Shrimp Salad With Grapefruit, Pink Onions And Pomegranate Balsamic Glaze

Shrimp Salad With Grapefruit, Pink Onions And Pomegranate Balsamic Glaze

Shrimp Salad With Grapefruit, Pink Onions And Pomegranate Balsamic Glaze

Photo, food styling and recipe by Casey Bumpsteed

Serves 6
Preparation time: 10-15 minutes
Cooking time: 3 minutes for the shrimp


Ingredients for the salad:

  • 1 pound shrimp, peeled and deveined
  • 1 large bag of lettuce, washed and torn into pieces
  • 1 large  grapefruit, segmented
  • 1/2 cup fresh pomegranate seeds
  • 1/4 cup salad onions, sliced
  • 1/4 cup pickled red onions
  • 1/4 cup avocado oil
  • 1/4 cup Pomegranate Balsamic Glaze
  • Salt and pepper, to taste
  • Edible spring flowers to decorate

 

Instructions for the salad:

STEP 1

Fill a large pot with enough water to cover the shrimp and bring it to a boil.

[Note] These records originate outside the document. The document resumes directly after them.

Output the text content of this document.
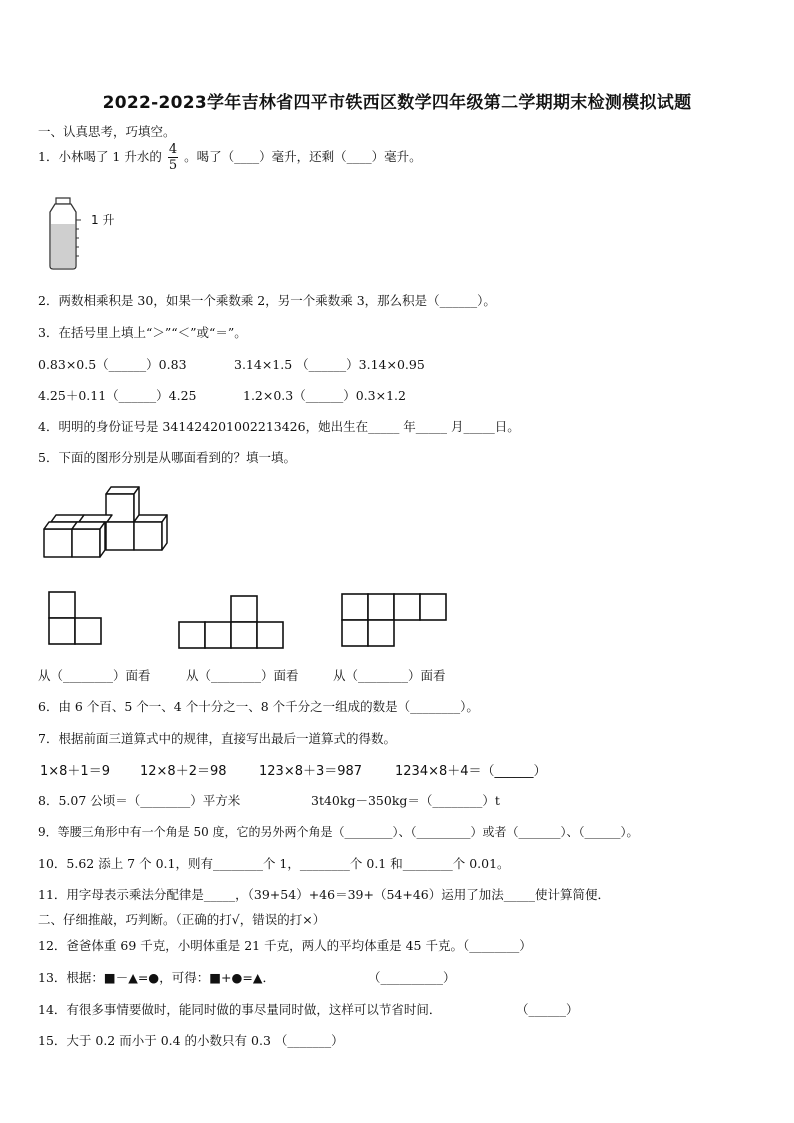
2022-2023学年吉林省四平市铁西区数学四年级第二学期期末检测模拟试题
一、认真思考，巧填空。
1．小林喝了 1 升水的 $\frac{4}{5}$ 。喝了（____）毫升，还剩（____）毫升。
1 升
2．两数相乘积是 30，如果一个乘数乘 2，另一个乘数乘 3，那么积是（______）。
3．在括号里上填上“＞”“＜”或“＝”。
0.83×0.5（______）0.83	3.14×1.5 （______）3.14×0.95
4.25＋0.11（______）4.25	1.2×0.3（______）0.3×1.2
4．明明的身份证号是 341424201002213426，她出生在_____ 年_____ 月_____日。
5．下面的图形分别是从哪面看到的？填一填。
从（________）面看	从（________）面看	从（________）面看
6．由 6 个百、5 个一、4 个十分之一、8 个千分之一组成的数是（________）。
7．根据前面三道算式中的规律，直接写出最后一道算式的得数。
1×8＋1＝9 12×8＋2＝98 123×8＋3＝987	1234×8＋4＝（______）
8．5.07 公顷＝（________）平方米	3t40kg－350kg＝（________）t
9．等腰三角形中有一个角是 50 度，它的另外两个角是（________）、（_________）或者（_______）、（______）。
10．5.62 添上 7 个 0.1，则有________个 1，________个 0.1 和________个 0.01。
11．用字母表示乘法分配律是_____，（39+54）+46＝39+（54+46）运用了加法_____使计算简便．
二、仔细推敲，巧判断。（正确的打√，错误的打×）
12．爸爸体重 69 千克，小明体重是 21 千克，两人的平均体重是 45 千克。（________）
13．根据：■－▲=●，可得：■+●=▲．	（__________）
14．有很多事情要做时，能同时做的事尽量同时做，这样可以节省时间．	（______）
15．大于 0.2 而小于 0.4 的小数只有 0.3 （_______）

Once the water is boiling, add the shrimp and poach them for 2-3 minutes or until they are cooked through. Drain the shrimp and let them cool.

STEP 2

You can make either one large salad or plate individual ones. Arrange the plates or platter with the lettuce, grapefruit segments, pomegranate seeds, salad onions, and pickled red onions.

STEP 3

Add the cooled shrimp to the bowl. Once cooled or still warm, add them to the salad/s. Season with salt and pepper and drizzle over the oil and balsamic glaze. Garnish with edible flowers.